Traditional healers are very common. We find that even the medical staff of the hospital, well trained in science, use traditional medicines and practices. When someone coughs, they may go to the clinic, but many go to the traditional healer.

Are there programs that reach out to traditional healers?

Very few. There is not a lot going on, but it is important.

This is especially true for malaria. In one area, 20 deaths were reported in a three month period. When we investigated we found that the patients had gone to the clinic but when the medicines they were given did not cure them, instead of going to the hospital they went to the traditional healers, and the remedies they were given did not work.

What can you tell us about maternal mortality? The statistics for Cambodia are high, and of course reducing maternal mortality is the Millennium Development Goal (MDG) that is lagging furthest behind. What can be done?

Mortality is high, and essentially the whole system of ante-natal care is not functioning. There are many problems. One is staffing of clinics in the rural areas, which is particularly difficult. And when midwives come in for training, often they decide to stay in the capital. Many women go to traditional healers. And the problem of low levels of education plays a role. People are poor and uneducated.

The issues of practices that contribute to high mortality would seem to relate more to culture than to religion. Many girls marry very young and have babies too early, before their bodies are fully developed. Women have many children. And malnutrition is very common. If women do not have children, the husband may well leave them. Generally women, I am told by many Cambodians, occupy a lower status than men.

What seemed to be the main preoccupations at the regional meeting on HIV/AIDS that you just attended in Indonesia?

The focus was on empowering people (especially from marginalized communities) and on networking. Civil society and community groups played a big role. They were encouraged to speak up. Thus there was much focus on the gay community and on sex workers.

I agree with many of these concerns but there are aspects that worry me. There seemed to be a sense that no one should criticize behavior. But this behavior can endanger people. Empowering can damage people sometimes.

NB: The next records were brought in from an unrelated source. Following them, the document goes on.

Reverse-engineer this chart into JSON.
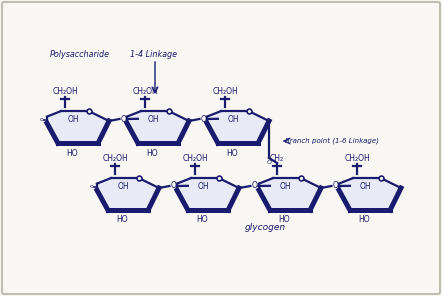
{
  "bg_color": "#f8f7f3",
  "border_color": "#c0bcb0",
  "ring_color": "#1a1a6e",
  "ring_linewidth": 2.0,
  "ring_fill": "#e8eaf5",
  "text_color": "#1a1a6e",
  "fig_width": 4.42,
  "fig_height": 2.96,
  "dpi": 100,
  "polysaccharide_label": "Polysaccharide",
  "linkage14_label": "1-4 Linkage",
  "branch_label": "Branch point (1-6 Linkage)",
  "glycogen_label": "glycogen"
}
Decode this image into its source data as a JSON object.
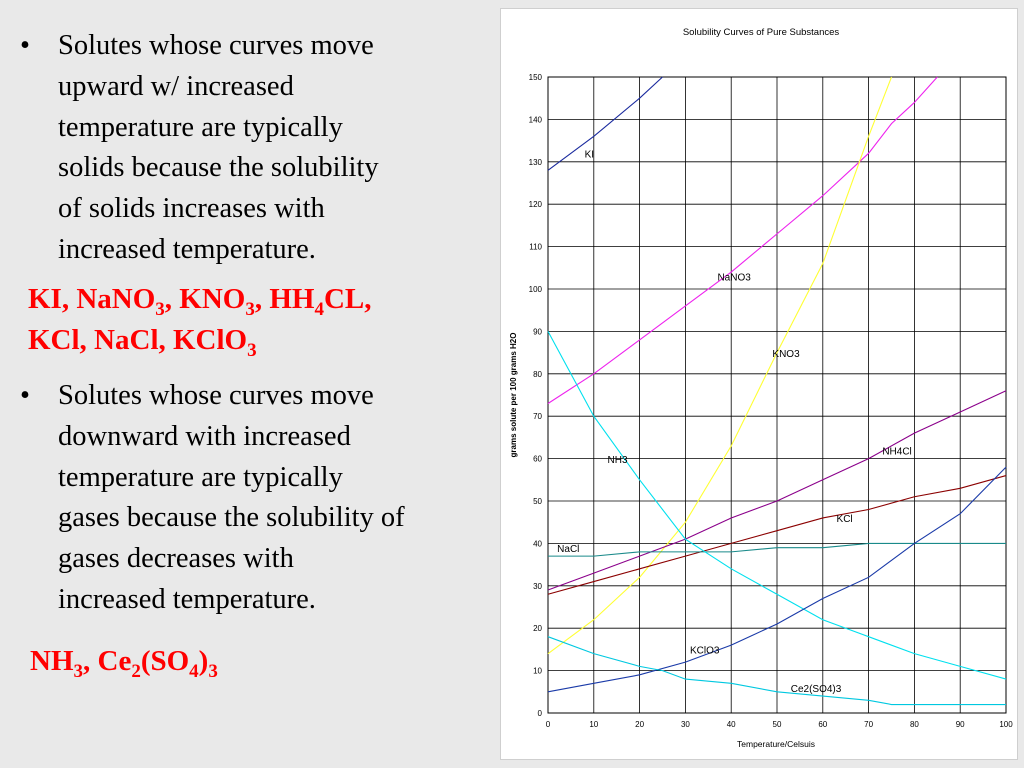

And the arguments that sex work has been with forever and is a reality is also important. But the idea that we just let happen is worrying. I agree that making sex work illegal drives it underground so that the disease spreads. In short, the discussion left me divided!

There was also a strong focus on youth, which was good. There were many young people, who spoke forcefully about the need to engage and work with youth groups and communities.

Are there many faith-run hospitals in Cambodia? We understand that there are few Catholic hospitals and the Adventists do not have a large medical presence here. Are there others (besides the Sihanouk hospital)?

Not really. There are many small health projects run by religious and faith groups, but not many larger hospitals or health programs. Where you do see many involved is in HIV/AIDS. The Maryknoll Sisters have a significant program. Caritas runs programs and the Sisters of Charity are here.